Empowering Sustainable Energy: Leveraging Australia’s Mining Industry to Achieve the UN’s SDG 7

Empowering Sustainable Energy: Leveraging Australia’s Mining Industry to Achieve the UN’s SDG 7

By Christian Heil


The United Nations’ Sustainable Development Goals (SDGs) constitute a framework of 17 global  objectives adopted by all UN member states as part of the 2030 Agenda for Sustainable  Development. These goals encompass a wide range of critical issues, including poverty alleviation, mitigation of climate change, promotion of peace, and ensuring access to justice. Goal 7 specifically  focuses on the need for affordable and clean energy solutions. In order to contribute to this goal, we  can use the research being done in Australia’s mining industry to propose a practical and effective  solution. 
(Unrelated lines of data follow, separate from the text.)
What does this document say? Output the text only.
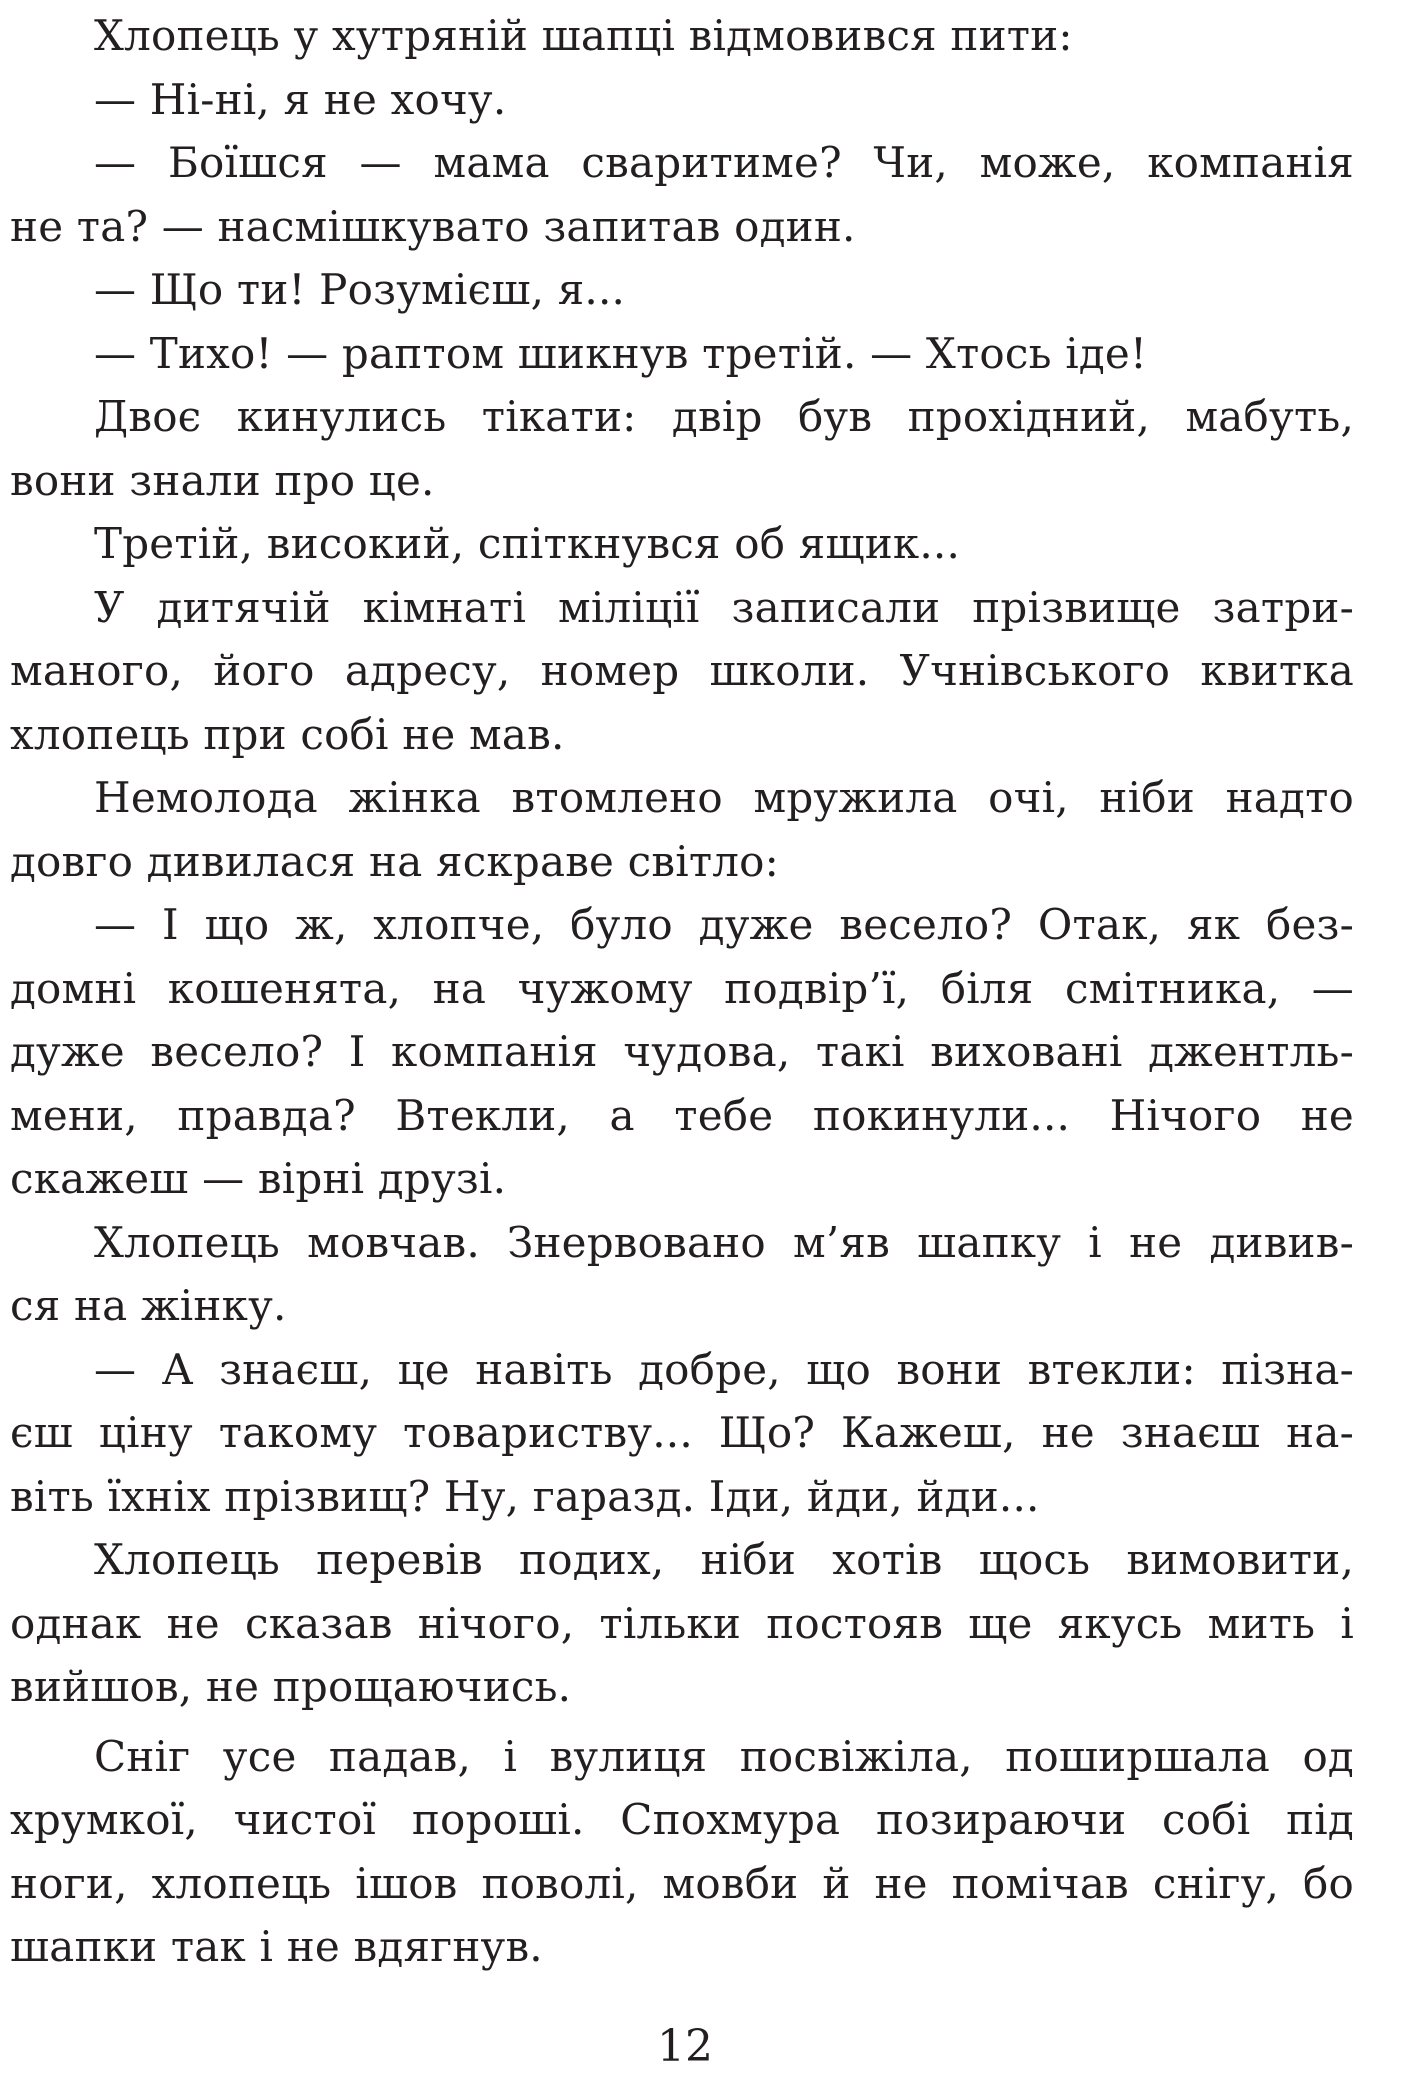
Хлопець у хутряній шапці відмовився пити:
— Ні-ні, я не хочу.
— Боїшся — мама сваритиме? Чи, може, компанія
не та? — насмішкувато запитав один.
— Що ти! Розумієш, я...
— Тихо! — раптом шикнув третій. — Хтось іде!
Двоє кинулись тікати: двір був прохідний, мабуть,
вони знали про це.
Третій, високий, спіткнувся об ящик...
У дитячій кімнаті міліції записали прізвище затри-
маного, його адресу, номер школи. Учнівського квитка
хлопець при собі не мав.
Немолода жінка втомлено мружила очі, ніби надто
довго дивилася на яскраве світло:
— І що ж, хлопче, було дуже весело? Отак, як без-
домні кошенята, на чужому подвір’ї, біля смітника, —
дуже весело? І компанія чудова, такі виховані джентль-
мени, правда? Втекли, а тебе покинули... Нічого не
скажеш — вірні друзі.
Хлопець мовчав. Знервовано м’яв шапку і не дивив-
ся на жінку.
— А знаєш, це навіть добре, що вони втекли: пізна-
єш ціну такому товариству... Що? Кажеш, не знаєш на-
віть їхніх прізвищ? Ну, гаразд. Іди, йди, йди...
Хлопець перевів подих, ніби хотів щось вимовити,
однак не сказав нічого, тільки постояв ще якусь мить і
вийшов, не прощаючись.
Сніг усе падав, і вулиця посвіжіла, поширшала од
хрумкої, чистої пороші. Спохмура позираючи собі під
ноги, хлопець ішов поволі, мовби й не помічав снігу, бо
шапки так і не вдягнув.
12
The mining sector plays a pivotal role in providing the essential raw materials for clean energy  technologies, however it also accounts for a significant share of greenhouse gas emissions,  amounting to 10% of the energy-related global total in 2018. Mining operations in Australia are  incredibly remote, and running these mines off anything other than fossil fuels is unrealistic and  impractical. However, a potential solution involves using carbonate mineral formation to offset  these emissions. This method utilises mine tailings (leftover waste materials from the processing of  ore) to facilitate the carbonisation reaction, and the formation of these minerals is a safe and  permanent means of carbon storage. 

Numerous studies have demonstrated the viability of this method. For instance, the Mt Keith nickel mine in Australia has found that its mine tailings are naturally sequestering carbon through the precipitation of a mineral called ‘hydromagnesite’,  which actively absorbs atmospheric CO2 as it forms. This natural process has enabled the Mt Keith mine to offset its greenhouse gas emissions by 11% annually, just by leaving the mine waste out in open air and without any additional human interference. Importantly, the research has concluded that this rate of carbon uptake can be significantly increased  using existing technology, which means a greater  offset for the mine. 

Ultramafic rock tailings, (that is, rocks that are low in silica content), have proven to be particularly  efficient in storing carbon through this mineralisation process. The Mt Keith mine mentioned above,  for example, is situated in such ultramafic rock sequences like olivine cumulate rocks and basalts. 

Unfortunately, the widespread adoption of this technique faces financial challenges due to the  current low carbon pricing, and companies aren’t incentivised to implement optimised carbon  sequestration reactors. However, large companies such as BHP are implementing steps to reduce  their carbon footprint, and seeing as how the mine waste is already sequestering atmospheric  carbon passively, it wouldn’t be too much of a stretch to optimise this process for a greater  reduction in net emissions.